In Frankrijk zijn veel straten vernoemd naar beroemde harddravers. Bij Roquépine ging het andersom. Mevrouw Levesque was op weg naar het hoofdkantoor van de Franse Drafsportorganisatie in Parijs, reed toen door de Rue Roquépine en wist meteen een naam, beginnend met een R, voor haar pasgeboren veulen. Naar wie de straat vernoemd is, weten we niet.

In Beuzeville had men in die jaren geen haast met jonge paarden. Als driejarige koerst Roquépine weinig, maar toont naast kwaliteiten ook haar lastige karakter. Na een tweede plaats in de klassieke monté-koers Prix de Vincennes zegt haar rijder François Brohier: "Volgens mij zal ze geen carrière onder het zadel krijgen. Ze verdraagt geen ruiter op haar rug." Maar wat verdraagt ze wel? Op haar entrainement is ze niet altijd even vriendelijk en vaak wispelturig. De vakman Levesque koppelt daarom zijn klassemerrie aan de beste pikeur van Frankrijk: Jean-René Gougeon. Met hem op de sulky geeft de lastige tante het beste van zichzelf.
Als vierjarige is het Critérium haar belangrijkste wapenfeit.
Als vijfjarige had Roquépine in de Prix d'Amérique van 1966 het slechte startnummer 18, tweede gelid aan de buitenkant achter de start-auto. Na een geslaagde start nam ze al snel de leiding over van Apex Hanover, de naar Rusland geëxporteerde Amerikaan en op het laatst hield ze gemakkelijk stand tegen de Amerikaanse Elma, gereden door Hans Frömming.
In 1967 wilde haar eigenaar zelf graag éénmaal in zijn leven de Prix d'Amérique winnen en hij reed zijn merrie naar een gemakkelijke overwinning vóór Oscar RL, die ook in zijn bezit was en gereden werd door Jean-René Gougeon.
In 1968 mocht Jean-René Gougeon de merrie naar haar derde overwinning in deze koers rijden en hij zei: "Ik heb er weinig aan hoeven doen, ze was veel beter dan de rest."
In 1969 was het de grote vraag of Roquépine haar vierde Prix d'Amérique zou winnen. Haar illustere voorgangster Uranie (eveneens 3x) was het niet gelukt en ook de hengsten hadden dit tot dan toe nooit gepresteerd. Heel Europa keek gespannen toe via de televisiebeelden en iedereen hoopte dat zij het zou halen. Maar ze kreeg een zware koers en moest zevendik door de bocht. Bovendien was ze al wat over haar top en werd uiteindelijk slechts zevende.

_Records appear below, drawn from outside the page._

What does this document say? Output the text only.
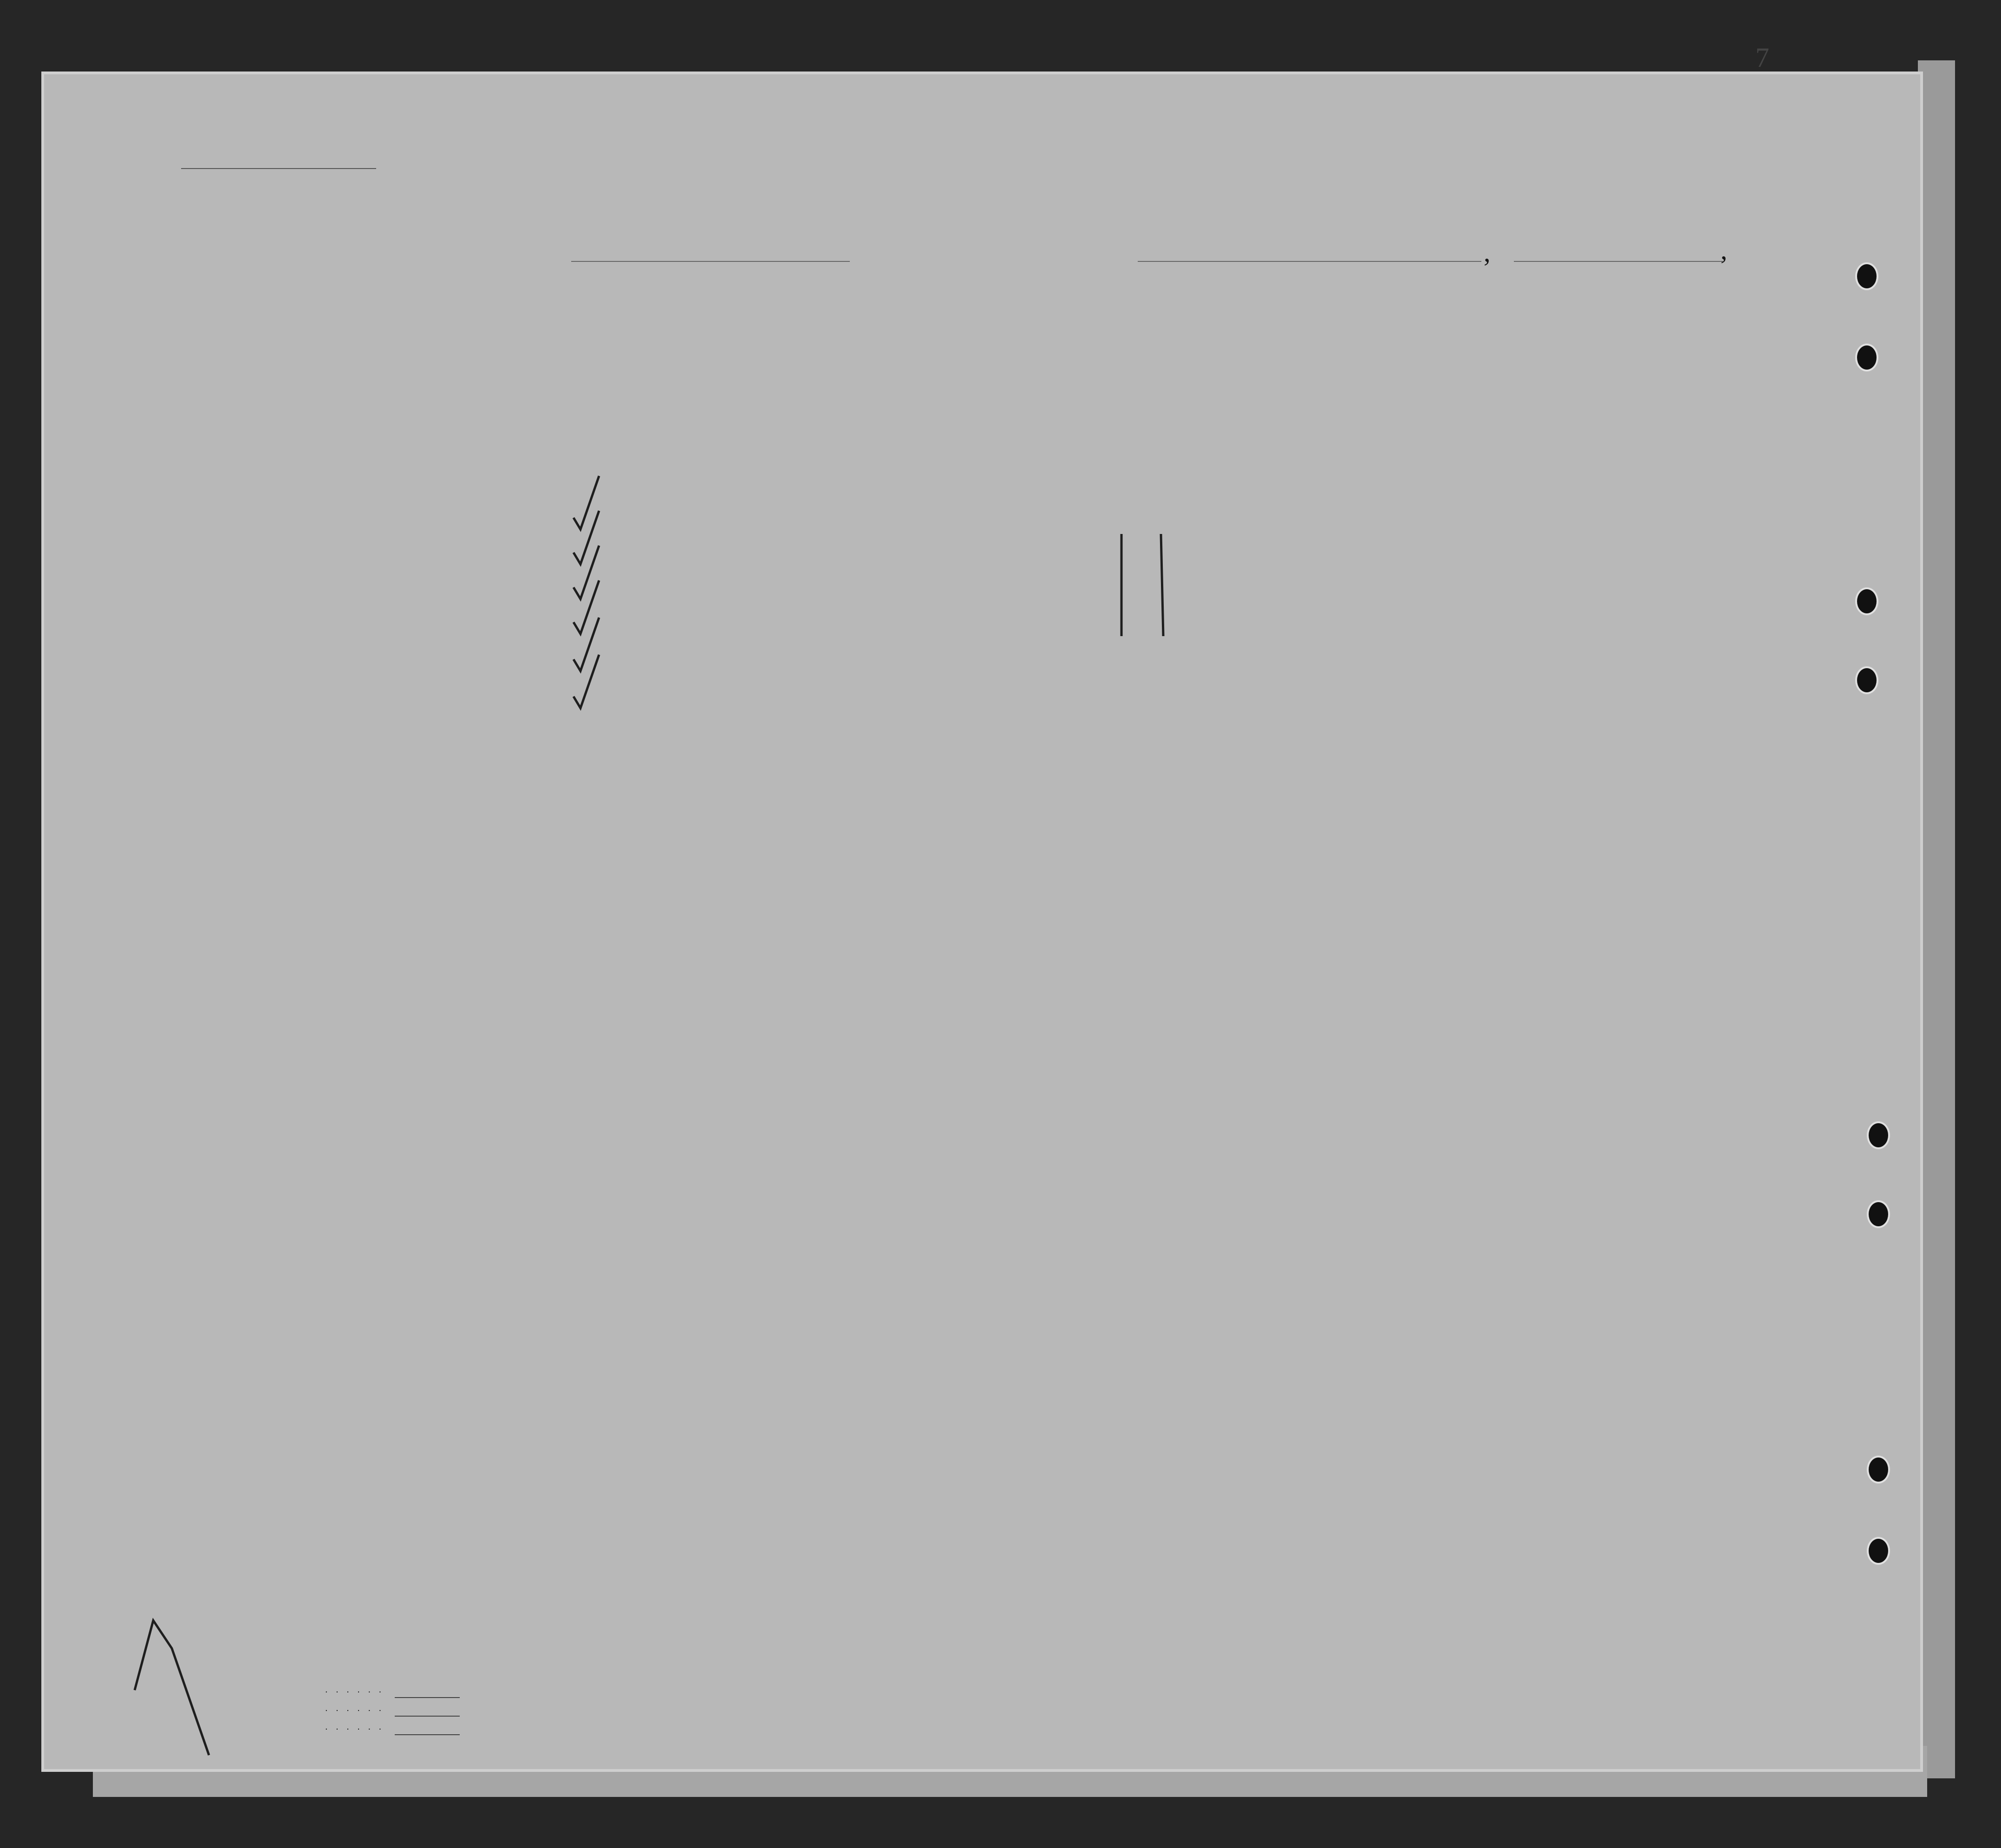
7
,	,
. . . . . .
. . . . . .
. . . . . .
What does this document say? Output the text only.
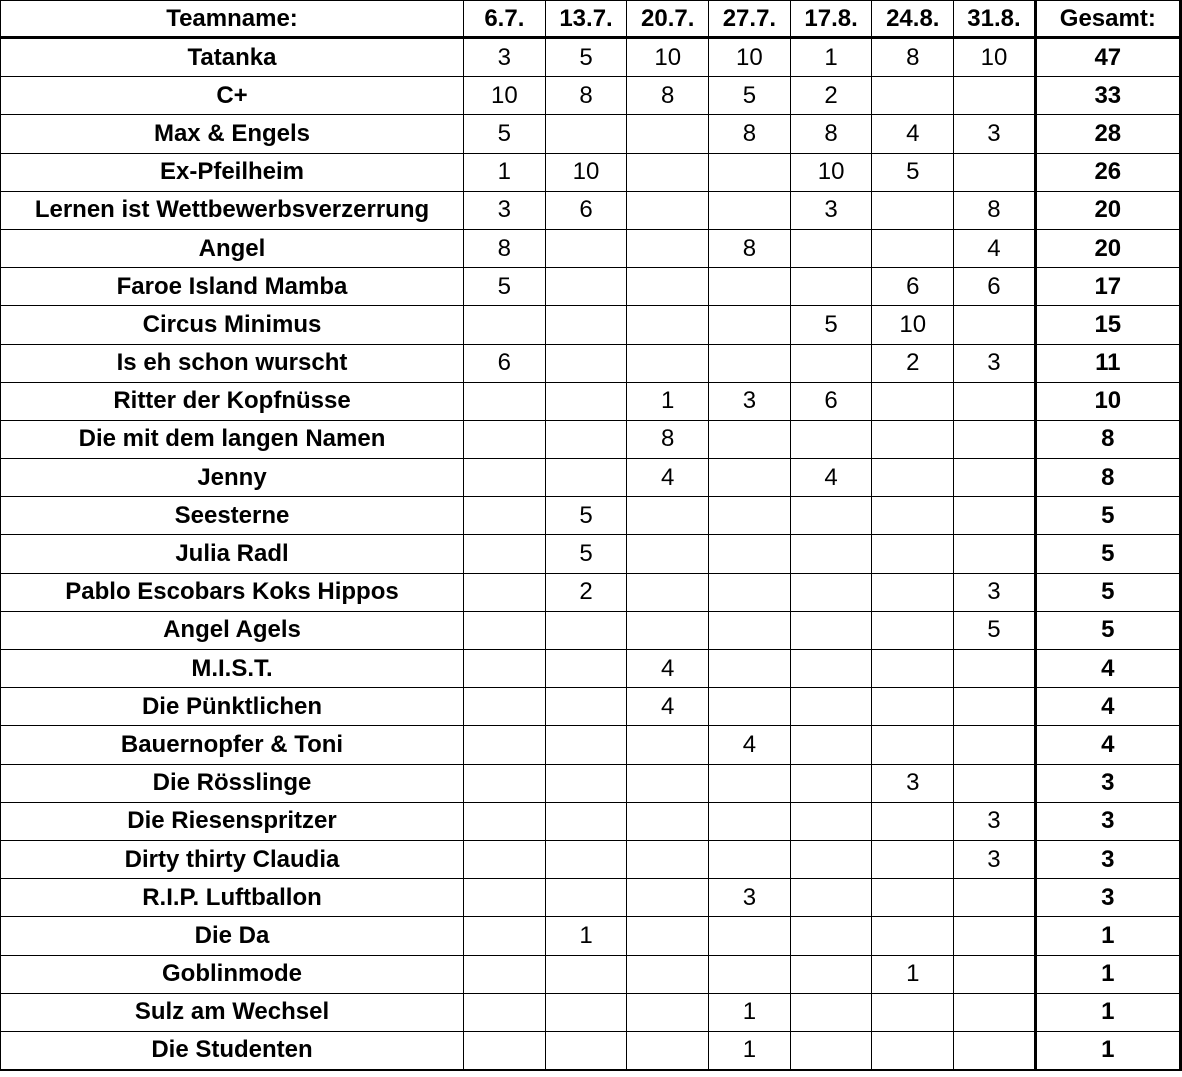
Teamname:	6.7.	13.7.	20.7.	27.7.	17.8.	24.8.	31.8.	Gesamt:
Tatanka	3	5	10	10	1	8	10	47
C+	10	8	8	5	2			33
Max & Engels	5			8	8	4	3	28
Ex-Pfeilheim	1	10			10	5		26
Lernen ist Wettbewerbsverzerrung	3	6			3		8	20
Angel	8			8			4	20
Faroe Island Mamba	5					6	6	17
Circus Minimus					5	10		15
Is eh schon wurscht	6					2	3	11
Ritter der Kopfnüsse			1	3	6			10
Die mit dem langen Namen			8					8
Jenny			4		4			8
Seesterne		5						5
Julia Radl		5						5
Pablo Escobars Koks Hippos		2					3	5
Angel Agels							5	5
M.I.S.T.			4					4
Die Pünktlichen			4					4
Bauernopfer & Toni				4				4
Die Rösslinge						3		3
Die Riesenspritzer							3	3
Dirty thirty Claudia							3	3
R.I.P. Luftballon				3				3
Die Da		1						1
Goblinmode						1		1
Sulz am Wechsel				1				1
Die Studenten				1				1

In de International Trot in New York (een invitatiedraverij om het "wereldkampioenschap") werd Roquépine in 1966 nog net geklopt door Ambro Flight, maar eigenlijk door het koersverloop. De twee volgende afleveringen won ze met gemak. Ook de Elitlopp in Stockholm won ze twee keer. Verder alle belangrijke koersen in Italië. Ze was een fenomeen en werd de meestwinnende draver allertijden. Totaal won ze 42 koersen.

François Brohier reed dikwijls met een van de andere paarden van Levesque in dezelfde koers als de beroemde merrie. Hij vertelde: "Soms, als ik in de kopgroep reed, hoorde ik plotseling aan de buitenkant het sonore geluid van een soort tam-tam. Ik hoefde dan niet eens opzij te kijken en wist gewoon: Daar komt Roquépine aan."

Jean-René Gougeon vertelde over haar: "Een ster, een droompaard. Maar zij was een merrie met een niet altijd even vriendelijk karakter. Ik weet zeker dat zij ons enkele malen een kunstje heeft geflikt door zonder reden in galop te springen. Zij was een vechter. Net als met Bellino II moest je met haar het initiatief nemen. Naar de kop en dan doorduwen."

Net als Ozo wisselde Roquépine fantastische prestaties soms af met teleurstellingen. Vreemd genoeg werd dat door het publiek van Ozo meer geaccepteerd dan van Roquépine. Misschien omdat het bij Ozo beter te verklaren was: lichamelijke ongemakken zoals koliek en een eigenaar, die haar soms niet al te handig reed in de koers. Bij Roquépine leek het door haar karakter te komen. Zij was de beste merrie sinds Uranie, maar er was iets narrigs en iets kouds in haar, iets mechanisch, waardoor ze niet de grote populariteit van bijvoorbeeld Gélinotte, Ozo en Une de Mai heeft gekregen. Maar Roquépine was toch volgens velen de beste dravermerrie van de twintigste eeuw.

Roquépine
Roquépine traint met haar eigenaar op de sulky.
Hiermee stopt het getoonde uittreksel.